Now, print the absolute value of the difference between the number of “low” weeks and the number of “high” weeks. Tip: You can do this in 1 to 3 lines of code. Tip: The result can never be negative and should be 0 or close to 0. Tip: The last value should be “mid” (so you do not need to worry about handling it specially).

#length(low)- length(high)

[8 points] Q16.

Add a column named trafficRank to traffic as its first (leftmost) column. This new column should have the type ordered factor with three possible values: high, mid, and low. Each value in trafficRank is based on the corresponding value in trafficBand (low = “low”, mid = “mid”, high = “high”). The values high, mid, and low (in trafficRank) must correspond to the factor values of 3, 2, and 1, respectively. Then, print traffic to validate your code. Note: The new column will become the traffic’s first column and shift all the previous columns right by one. Tip: You can do this in three steps (define trafficRank, then add to traffic, and then print traffic). Rubric: 5 points for computing trafficRank, 2 points for combining trafficRank and traffic, and 1 point for printing traffic.
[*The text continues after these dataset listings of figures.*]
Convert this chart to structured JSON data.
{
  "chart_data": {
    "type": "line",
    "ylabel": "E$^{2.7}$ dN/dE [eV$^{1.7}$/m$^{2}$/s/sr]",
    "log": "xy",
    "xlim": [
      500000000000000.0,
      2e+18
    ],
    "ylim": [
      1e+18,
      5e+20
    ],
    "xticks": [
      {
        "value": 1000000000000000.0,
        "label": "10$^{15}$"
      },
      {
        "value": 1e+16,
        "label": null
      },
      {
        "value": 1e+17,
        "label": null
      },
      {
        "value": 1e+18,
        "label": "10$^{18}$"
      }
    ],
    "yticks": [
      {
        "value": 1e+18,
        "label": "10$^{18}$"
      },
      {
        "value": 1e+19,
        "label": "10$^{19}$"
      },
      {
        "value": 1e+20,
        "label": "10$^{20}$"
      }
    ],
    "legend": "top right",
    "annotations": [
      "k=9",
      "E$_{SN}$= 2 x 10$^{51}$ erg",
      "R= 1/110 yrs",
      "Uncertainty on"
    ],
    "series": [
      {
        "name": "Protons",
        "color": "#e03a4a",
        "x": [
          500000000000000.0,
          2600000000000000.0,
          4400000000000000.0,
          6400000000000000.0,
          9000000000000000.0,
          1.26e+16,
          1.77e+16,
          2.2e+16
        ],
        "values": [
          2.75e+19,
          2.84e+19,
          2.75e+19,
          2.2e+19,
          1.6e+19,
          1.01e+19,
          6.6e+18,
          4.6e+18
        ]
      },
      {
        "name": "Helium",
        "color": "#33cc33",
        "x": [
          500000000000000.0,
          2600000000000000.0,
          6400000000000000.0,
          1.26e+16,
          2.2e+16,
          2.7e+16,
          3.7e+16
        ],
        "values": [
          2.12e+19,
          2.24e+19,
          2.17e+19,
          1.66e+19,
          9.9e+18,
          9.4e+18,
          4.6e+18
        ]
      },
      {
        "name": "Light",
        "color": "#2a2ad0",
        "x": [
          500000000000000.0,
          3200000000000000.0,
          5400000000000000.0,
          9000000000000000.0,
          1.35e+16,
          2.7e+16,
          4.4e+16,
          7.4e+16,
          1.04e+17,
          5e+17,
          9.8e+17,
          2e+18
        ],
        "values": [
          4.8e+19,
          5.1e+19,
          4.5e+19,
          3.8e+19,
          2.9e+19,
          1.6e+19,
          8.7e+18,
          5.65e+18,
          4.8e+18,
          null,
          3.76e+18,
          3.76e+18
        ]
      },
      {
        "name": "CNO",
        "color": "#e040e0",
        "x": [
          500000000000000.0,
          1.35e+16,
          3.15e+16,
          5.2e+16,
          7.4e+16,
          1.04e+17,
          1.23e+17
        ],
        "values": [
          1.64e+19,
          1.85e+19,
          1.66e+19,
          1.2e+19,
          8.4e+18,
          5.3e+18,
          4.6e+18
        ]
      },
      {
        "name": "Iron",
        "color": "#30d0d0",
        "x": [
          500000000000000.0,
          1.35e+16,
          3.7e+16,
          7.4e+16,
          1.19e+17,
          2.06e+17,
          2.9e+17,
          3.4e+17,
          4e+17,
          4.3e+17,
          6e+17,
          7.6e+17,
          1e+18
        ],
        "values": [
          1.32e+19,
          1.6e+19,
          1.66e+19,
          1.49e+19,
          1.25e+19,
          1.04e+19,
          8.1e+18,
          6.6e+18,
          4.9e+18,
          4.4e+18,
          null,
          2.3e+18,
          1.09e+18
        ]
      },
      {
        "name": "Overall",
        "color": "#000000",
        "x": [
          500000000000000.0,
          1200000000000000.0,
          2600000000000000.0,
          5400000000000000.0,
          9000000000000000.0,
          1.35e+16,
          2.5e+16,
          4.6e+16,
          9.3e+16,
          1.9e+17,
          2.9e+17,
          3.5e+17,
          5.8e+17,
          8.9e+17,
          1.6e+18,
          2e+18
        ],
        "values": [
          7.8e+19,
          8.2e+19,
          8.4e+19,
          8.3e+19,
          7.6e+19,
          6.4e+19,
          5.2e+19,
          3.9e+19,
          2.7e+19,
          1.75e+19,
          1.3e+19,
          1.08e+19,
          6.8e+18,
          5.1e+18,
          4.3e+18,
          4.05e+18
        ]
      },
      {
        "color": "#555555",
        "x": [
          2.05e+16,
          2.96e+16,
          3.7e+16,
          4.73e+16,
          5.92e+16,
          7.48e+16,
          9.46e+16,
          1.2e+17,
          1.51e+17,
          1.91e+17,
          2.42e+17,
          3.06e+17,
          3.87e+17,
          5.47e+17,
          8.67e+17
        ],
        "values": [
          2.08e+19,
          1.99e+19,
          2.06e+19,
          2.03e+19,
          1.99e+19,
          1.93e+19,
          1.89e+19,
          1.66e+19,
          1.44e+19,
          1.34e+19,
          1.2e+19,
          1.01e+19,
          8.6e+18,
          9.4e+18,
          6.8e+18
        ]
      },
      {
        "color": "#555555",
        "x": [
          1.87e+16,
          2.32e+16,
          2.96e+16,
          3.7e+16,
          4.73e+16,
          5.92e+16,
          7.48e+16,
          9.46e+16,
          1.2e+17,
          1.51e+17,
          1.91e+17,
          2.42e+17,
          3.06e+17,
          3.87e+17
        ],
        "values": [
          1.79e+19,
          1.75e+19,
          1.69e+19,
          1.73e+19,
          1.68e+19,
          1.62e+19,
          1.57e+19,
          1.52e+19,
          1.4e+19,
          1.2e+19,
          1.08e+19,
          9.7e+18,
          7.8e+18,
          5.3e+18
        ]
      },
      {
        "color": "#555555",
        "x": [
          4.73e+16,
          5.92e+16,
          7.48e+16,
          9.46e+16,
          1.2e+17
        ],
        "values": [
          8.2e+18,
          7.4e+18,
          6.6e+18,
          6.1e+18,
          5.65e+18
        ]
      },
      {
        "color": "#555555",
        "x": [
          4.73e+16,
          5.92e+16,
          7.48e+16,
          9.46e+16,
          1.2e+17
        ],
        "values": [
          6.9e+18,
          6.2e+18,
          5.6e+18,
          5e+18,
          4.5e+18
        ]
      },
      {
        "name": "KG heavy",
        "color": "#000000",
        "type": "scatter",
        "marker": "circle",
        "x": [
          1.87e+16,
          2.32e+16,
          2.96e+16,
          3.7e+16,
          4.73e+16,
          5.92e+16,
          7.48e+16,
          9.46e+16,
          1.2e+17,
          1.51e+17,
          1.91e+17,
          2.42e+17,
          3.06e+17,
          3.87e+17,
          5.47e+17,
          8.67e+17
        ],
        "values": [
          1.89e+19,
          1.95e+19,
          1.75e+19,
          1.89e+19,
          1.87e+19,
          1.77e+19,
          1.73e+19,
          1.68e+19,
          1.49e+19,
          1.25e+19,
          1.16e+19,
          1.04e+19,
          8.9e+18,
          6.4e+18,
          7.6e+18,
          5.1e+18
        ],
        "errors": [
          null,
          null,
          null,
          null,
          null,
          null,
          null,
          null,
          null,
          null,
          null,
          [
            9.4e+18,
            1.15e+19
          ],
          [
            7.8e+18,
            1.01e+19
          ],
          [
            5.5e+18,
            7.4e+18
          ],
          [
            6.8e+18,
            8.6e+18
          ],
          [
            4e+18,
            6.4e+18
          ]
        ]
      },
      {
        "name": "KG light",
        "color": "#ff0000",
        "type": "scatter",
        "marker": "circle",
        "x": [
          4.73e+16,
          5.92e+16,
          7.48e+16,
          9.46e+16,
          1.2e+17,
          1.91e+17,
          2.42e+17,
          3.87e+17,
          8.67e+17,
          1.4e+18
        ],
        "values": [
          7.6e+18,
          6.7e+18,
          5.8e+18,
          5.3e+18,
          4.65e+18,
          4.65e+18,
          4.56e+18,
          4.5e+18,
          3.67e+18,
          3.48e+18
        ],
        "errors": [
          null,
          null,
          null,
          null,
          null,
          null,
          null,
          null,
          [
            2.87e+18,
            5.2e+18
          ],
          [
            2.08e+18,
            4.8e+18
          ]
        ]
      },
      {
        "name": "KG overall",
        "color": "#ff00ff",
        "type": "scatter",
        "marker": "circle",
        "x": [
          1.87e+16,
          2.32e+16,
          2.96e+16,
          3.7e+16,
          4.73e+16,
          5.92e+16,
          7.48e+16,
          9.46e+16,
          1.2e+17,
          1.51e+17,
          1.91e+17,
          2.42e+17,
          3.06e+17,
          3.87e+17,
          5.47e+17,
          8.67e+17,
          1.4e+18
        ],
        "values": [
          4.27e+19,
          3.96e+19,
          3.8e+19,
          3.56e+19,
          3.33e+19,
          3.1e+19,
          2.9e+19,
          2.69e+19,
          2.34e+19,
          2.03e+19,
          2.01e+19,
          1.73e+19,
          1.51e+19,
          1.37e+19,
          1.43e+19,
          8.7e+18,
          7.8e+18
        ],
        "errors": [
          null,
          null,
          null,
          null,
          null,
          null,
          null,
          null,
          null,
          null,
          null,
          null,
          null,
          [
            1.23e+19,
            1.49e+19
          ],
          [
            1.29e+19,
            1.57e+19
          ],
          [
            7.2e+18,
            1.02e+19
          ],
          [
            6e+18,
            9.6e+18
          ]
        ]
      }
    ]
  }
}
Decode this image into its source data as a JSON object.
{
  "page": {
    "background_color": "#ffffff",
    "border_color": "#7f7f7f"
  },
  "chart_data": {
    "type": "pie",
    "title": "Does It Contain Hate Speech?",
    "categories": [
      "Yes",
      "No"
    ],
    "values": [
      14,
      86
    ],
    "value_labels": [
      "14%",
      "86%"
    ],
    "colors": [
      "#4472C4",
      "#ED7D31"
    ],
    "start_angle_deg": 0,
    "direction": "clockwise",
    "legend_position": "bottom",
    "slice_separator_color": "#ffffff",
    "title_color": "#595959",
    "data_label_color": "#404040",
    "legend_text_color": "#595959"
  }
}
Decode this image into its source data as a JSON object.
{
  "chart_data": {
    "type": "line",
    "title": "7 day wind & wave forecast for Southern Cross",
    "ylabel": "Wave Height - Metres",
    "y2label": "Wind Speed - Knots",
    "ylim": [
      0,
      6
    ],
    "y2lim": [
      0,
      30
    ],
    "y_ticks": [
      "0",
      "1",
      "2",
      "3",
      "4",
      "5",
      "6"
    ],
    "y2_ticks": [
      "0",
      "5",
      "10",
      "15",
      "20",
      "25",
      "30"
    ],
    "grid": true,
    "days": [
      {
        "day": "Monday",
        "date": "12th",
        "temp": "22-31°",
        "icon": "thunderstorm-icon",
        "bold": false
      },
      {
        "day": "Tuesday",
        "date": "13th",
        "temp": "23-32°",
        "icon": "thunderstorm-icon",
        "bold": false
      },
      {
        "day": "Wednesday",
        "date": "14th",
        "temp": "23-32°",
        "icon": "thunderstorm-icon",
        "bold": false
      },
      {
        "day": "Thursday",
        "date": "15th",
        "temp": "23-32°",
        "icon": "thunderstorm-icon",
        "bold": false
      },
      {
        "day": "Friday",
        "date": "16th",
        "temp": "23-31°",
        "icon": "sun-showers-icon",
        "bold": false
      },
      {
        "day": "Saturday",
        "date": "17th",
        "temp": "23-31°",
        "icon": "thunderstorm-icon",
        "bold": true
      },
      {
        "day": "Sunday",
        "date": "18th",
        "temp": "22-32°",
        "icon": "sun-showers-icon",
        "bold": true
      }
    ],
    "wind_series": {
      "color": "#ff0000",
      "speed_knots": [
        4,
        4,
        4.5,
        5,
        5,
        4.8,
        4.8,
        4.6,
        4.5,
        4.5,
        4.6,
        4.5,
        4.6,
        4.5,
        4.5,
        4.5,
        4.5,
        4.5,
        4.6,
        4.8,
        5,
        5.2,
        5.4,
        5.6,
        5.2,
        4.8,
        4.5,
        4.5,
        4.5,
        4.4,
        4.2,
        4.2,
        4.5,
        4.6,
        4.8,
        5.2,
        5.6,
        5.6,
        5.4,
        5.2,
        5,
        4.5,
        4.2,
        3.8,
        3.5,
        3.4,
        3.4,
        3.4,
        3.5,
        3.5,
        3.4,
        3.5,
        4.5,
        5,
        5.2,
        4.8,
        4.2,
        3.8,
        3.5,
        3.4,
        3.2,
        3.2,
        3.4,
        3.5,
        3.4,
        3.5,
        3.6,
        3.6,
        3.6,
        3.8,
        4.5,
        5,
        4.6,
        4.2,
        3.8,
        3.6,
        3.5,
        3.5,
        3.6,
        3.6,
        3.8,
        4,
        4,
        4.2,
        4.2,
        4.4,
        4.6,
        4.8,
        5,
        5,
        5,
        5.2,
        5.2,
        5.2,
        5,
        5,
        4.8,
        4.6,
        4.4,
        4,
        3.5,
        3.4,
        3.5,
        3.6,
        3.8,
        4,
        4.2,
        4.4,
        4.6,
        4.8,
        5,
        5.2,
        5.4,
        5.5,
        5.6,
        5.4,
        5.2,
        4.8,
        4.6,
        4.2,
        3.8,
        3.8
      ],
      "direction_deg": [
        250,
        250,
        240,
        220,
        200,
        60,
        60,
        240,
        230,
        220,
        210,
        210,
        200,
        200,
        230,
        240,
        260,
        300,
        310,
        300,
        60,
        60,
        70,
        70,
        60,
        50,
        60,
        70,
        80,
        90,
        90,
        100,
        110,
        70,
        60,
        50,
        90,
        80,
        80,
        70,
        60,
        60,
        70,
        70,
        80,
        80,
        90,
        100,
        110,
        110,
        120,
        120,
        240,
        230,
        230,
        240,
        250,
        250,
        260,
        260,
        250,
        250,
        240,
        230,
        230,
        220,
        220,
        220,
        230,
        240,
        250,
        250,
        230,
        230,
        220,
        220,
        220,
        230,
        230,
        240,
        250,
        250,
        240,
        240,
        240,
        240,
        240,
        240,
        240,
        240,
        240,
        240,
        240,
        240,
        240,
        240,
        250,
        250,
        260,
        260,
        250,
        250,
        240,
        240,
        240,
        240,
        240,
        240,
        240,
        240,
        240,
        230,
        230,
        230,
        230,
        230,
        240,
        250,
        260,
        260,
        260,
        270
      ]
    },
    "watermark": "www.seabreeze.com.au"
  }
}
#trafficRank = factor(traffic,ordered = TRUE, levels=c("low","mid","high"))
#trafficRank
#traffic<-cbind(traffic,trafficRank)
#traffic

[5 points] Q17.

Now, convert traffic to a dataframe named dftraffic. Then, add a column named trafficBand to dftraffic. This new column should go on the left of dftraffic as its first column (and should correspond to the trafficBand vector that you computed earlier). Then, print dftraffic to validate your code. Rubric: 2 points for converting to dataframe, 2 points for combining trafficBand and traffic, and 1 point for printing traffic.

#dftraffic<-data.frame(traffic,trafficBand)
#dftraffic

[4 points] Q18.

Knit to html after eliminating all the errors. Save this .html file. After you have completed both parts, submit the .Rmd and .html for all parts to Canvas. If your file does not knit correctly, just submit the Rmd file. Tip: Do not worry about minor formatting issues.

#No code needed